- The Washington Times - Friday, June 17, 2005

The NHL and the locked-out NHL Players Association resumed contract talks yesterday, one day after still another positive indication the two sides might be on the way to labor peace.

The union has informed the British Columbia Labor Relations Board it has agreed to the league’s request for an adjournment in certification hearings scheduled to begin tomorrow in Vancouver.

The move is seen as significant, a clear indication the union feels progress toward a new collective bargaining agreement is being made. The lockout, which resulted in the cancellation of the 2004-05 season, is in its 275th day and is the longest in pro sports history.

Two Canadian provinces, British Columbia and Quebec, have laws against the use of replacement workers during lockouts or strikes. Those laws would prevent the Vancouver Canucks and the Montreal Canadiens from using replacement players, as well as visiting teams.

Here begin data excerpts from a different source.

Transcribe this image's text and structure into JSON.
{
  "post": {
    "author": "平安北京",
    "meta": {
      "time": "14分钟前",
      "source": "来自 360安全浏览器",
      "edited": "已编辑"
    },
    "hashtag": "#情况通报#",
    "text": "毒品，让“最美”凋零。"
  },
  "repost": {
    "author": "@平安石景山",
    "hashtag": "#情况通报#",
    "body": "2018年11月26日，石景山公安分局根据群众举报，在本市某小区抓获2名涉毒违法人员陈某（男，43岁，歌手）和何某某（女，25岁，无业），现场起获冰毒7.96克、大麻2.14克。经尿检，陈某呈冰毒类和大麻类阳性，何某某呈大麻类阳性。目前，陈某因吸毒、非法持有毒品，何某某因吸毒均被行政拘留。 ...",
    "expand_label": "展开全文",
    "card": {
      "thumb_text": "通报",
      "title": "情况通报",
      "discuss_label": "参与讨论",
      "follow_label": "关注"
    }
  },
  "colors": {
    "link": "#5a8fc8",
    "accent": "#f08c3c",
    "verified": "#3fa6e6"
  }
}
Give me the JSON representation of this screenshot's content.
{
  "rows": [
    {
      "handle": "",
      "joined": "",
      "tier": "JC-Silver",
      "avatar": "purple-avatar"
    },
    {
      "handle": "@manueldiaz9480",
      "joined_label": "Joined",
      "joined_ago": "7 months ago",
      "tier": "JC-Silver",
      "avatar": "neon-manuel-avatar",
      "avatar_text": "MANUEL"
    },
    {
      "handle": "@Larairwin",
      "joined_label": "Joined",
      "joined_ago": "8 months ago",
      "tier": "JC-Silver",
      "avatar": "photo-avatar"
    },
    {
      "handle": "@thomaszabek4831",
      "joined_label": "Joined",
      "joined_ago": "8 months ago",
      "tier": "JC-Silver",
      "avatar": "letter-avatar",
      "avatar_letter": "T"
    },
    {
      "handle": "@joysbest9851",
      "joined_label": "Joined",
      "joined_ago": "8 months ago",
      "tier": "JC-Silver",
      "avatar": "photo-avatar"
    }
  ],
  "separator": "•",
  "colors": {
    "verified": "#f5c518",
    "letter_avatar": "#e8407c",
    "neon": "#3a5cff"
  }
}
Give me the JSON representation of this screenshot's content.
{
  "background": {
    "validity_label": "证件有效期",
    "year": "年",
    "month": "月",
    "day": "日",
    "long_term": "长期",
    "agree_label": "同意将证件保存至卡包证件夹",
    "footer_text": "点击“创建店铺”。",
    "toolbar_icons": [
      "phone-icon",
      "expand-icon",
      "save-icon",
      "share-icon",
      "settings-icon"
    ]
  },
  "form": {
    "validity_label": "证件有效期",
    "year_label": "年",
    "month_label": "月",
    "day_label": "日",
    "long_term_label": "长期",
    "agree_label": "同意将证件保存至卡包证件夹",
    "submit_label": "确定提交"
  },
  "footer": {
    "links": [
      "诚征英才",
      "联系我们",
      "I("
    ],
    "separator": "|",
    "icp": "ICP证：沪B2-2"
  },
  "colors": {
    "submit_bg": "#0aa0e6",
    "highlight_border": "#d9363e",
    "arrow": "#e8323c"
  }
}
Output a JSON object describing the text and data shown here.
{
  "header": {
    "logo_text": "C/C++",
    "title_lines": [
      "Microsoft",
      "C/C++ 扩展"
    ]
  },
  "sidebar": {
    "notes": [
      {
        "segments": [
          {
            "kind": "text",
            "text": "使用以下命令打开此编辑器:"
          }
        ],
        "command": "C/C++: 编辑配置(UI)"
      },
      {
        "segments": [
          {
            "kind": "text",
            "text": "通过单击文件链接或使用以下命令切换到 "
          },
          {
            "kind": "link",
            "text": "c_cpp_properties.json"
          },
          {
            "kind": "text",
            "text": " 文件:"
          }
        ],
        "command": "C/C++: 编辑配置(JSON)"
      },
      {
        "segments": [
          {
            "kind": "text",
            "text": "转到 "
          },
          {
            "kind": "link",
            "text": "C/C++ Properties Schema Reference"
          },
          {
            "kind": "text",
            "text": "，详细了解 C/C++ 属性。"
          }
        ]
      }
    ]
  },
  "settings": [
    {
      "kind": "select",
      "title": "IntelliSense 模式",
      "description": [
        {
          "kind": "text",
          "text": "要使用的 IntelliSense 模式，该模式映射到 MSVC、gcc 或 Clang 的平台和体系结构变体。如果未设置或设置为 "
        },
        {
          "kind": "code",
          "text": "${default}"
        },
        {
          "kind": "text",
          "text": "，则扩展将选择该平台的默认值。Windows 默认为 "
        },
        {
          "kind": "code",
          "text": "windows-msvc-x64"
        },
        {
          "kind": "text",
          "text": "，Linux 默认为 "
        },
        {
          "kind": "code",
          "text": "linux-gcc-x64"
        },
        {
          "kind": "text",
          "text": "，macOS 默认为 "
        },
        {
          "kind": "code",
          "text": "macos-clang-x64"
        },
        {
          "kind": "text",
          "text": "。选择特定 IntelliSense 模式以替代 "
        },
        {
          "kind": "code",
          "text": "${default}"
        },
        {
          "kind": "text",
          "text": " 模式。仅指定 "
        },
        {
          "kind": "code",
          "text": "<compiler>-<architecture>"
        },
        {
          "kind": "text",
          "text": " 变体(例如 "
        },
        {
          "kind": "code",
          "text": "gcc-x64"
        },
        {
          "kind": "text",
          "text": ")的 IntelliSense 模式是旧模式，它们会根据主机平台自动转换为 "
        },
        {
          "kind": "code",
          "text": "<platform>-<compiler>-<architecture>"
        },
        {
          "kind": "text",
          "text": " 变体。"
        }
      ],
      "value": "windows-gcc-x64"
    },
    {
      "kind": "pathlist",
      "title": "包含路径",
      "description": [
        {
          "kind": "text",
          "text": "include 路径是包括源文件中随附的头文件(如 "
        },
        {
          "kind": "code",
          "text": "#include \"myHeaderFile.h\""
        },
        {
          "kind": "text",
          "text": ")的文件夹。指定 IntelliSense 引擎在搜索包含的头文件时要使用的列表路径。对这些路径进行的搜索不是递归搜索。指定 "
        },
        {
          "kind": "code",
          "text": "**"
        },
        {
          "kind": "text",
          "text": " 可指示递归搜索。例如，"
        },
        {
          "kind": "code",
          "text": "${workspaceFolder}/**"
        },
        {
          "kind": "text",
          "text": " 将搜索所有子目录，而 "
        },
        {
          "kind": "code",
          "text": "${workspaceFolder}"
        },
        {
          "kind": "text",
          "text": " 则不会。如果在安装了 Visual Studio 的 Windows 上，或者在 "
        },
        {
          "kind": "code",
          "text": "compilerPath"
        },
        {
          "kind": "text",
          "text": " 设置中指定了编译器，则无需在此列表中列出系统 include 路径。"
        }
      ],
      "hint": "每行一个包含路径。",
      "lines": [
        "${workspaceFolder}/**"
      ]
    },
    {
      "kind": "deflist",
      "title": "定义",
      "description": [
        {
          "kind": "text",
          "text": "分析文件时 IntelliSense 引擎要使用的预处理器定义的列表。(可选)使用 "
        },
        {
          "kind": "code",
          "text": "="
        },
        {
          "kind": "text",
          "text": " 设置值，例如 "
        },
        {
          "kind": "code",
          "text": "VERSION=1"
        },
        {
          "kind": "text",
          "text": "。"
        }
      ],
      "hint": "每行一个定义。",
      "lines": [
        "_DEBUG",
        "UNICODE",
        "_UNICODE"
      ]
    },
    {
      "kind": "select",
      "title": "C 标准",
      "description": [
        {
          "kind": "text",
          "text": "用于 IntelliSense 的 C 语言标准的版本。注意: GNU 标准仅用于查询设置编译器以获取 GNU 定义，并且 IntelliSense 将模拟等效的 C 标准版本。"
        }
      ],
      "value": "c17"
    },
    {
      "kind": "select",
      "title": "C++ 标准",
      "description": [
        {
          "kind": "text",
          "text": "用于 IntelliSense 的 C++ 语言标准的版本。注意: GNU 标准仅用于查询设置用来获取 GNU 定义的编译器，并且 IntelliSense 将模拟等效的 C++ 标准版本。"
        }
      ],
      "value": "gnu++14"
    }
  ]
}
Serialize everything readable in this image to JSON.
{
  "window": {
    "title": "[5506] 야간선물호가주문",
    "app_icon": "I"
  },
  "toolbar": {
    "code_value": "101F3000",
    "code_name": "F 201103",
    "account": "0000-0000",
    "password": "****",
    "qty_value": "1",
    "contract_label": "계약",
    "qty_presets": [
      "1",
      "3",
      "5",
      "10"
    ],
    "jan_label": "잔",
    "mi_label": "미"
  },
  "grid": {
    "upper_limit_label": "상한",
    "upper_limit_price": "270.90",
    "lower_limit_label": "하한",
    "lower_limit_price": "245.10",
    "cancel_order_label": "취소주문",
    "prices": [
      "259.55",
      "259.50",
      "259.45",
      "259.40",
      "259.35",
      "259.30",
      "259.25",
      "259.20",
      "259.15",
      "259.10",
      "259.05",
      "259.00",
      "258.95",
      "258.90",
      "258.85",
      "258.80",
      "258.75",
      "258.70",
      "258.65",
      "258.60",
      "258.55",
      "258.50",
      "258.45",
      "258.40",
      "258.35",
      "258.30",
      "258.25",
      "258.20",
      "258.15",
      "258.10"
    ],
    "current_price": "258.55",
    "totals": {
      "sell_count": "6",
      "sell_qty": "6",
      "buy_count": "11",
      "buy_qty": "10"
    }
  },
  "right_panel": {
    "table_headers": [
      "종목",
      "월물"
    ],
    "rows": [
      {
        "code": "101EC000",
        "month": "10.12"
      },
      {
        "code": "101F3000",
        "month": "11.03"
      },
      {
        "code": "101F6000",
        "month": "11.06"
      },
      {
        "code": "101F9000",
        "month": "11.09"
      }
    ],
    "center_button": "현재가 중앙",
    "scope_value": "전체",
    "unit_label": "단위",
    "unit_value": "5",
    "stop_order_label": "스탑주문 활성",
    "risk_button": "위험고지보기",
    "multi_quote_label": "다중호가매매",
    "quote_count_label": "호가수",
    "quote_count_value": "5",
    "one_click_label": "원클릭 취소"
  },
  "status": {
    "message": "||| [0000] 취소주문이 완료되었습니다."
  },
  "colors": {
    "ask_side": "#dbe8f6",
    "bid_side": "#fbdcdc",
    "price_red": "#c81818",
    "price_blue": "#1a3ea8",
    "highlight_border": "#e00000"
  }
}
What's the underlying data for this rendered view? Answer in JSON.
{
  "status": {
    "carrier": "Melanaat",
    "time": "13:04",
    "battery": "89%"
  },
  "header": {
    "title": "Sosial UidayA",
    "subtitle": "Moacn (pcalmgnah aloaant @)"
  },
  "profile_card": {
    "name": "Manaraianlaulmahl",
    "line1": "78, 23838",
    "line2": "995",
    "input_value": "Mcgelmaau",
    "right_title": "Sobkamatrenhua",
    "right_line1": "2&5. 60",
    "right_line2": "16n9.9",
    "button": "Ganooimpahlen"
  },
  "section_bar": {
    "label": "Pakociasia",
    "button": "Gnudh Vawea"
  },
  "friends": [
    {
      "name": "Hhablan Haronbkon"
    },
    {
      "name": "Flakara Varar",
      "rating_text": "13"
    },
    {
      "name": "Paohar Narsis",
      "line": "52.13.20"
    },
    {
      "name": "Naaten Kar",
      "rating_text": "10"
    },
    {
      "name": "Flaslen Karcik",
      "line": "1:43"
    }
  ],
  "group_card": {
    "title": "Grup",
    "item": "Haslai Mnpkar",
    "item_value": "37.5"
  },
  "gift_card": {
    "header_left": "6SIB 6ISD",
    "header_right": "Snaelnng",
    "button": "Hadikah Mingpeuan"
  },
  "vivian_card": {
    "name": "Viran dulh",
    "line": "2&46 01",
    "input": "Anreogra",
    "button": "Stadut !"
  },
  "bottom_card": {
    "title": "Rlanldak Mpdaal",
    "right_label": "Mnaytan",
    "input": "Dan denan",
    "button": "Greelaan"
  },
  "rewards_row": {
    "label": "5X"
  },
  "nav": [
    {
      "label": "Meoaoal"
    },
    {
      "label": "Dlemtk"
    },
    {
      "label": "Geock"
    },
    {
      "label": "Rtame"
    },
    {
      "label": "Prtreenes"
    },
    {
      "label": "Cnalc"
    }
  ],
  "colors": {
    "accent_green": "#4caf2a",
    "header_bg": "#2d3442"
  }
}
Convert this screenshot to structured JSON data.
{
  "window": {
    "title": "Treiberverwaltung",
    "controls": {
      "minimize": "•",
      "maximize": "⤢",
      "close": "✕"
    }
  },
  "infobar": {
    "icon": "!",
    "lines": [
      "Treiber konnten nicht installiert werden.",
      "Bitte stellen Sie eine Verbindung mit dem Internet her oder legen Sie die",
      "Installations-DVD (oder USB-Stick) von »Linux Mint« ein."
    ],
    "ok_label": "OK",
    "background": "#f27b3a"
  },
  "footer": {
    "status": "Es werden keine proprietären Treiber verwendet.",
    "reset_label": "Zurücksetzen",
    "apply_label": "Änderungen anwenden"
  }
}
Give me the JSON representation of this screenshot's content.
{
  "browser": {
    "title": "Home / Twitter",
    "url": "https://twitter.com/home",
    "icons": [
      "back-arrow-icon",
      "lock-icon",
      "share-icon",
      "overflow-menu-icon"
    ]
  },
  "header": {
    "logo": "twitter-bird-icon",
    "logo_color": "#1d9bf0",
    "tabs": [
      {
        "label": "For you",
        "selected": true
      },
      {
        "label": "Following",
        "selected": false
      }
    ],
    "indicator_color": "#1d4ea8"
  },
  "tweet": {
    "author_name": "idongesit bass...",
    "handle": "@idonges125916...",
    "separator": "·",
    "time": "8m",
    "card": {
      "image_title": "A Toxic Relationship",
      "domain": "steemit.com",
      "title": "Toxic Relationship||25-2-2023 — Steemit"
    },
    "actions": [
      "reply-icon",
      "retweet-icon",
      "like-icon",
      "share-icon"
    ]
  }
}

At one point, the league threatened to use replacement personnel to staff teams but backed off during a board of governors’ meeting April20.

The NHLPA acts as a union but has not been certified by the two provinces. The NHLPA applied for certification in both, and this weekend’s hearing in Vancouver concerned one of those applications.

The owners and players met only twice during the first 126 days of the lockout, but that pace has quickened considerably since May. The negotiators met 11 times last month and will have met 11 times this month after the conclusion of today’s talks in Toronto. Both sides have indicated progress is being made amid reports that agreement already has been reached on a salary cap in principle.

The scheduled certification hearings in Vancouver might have disrupted the momentum of the ongoing talks. They certainly would have drawn the principal negotiators away from the bargaining table and at the least slowed progress on a new CBA.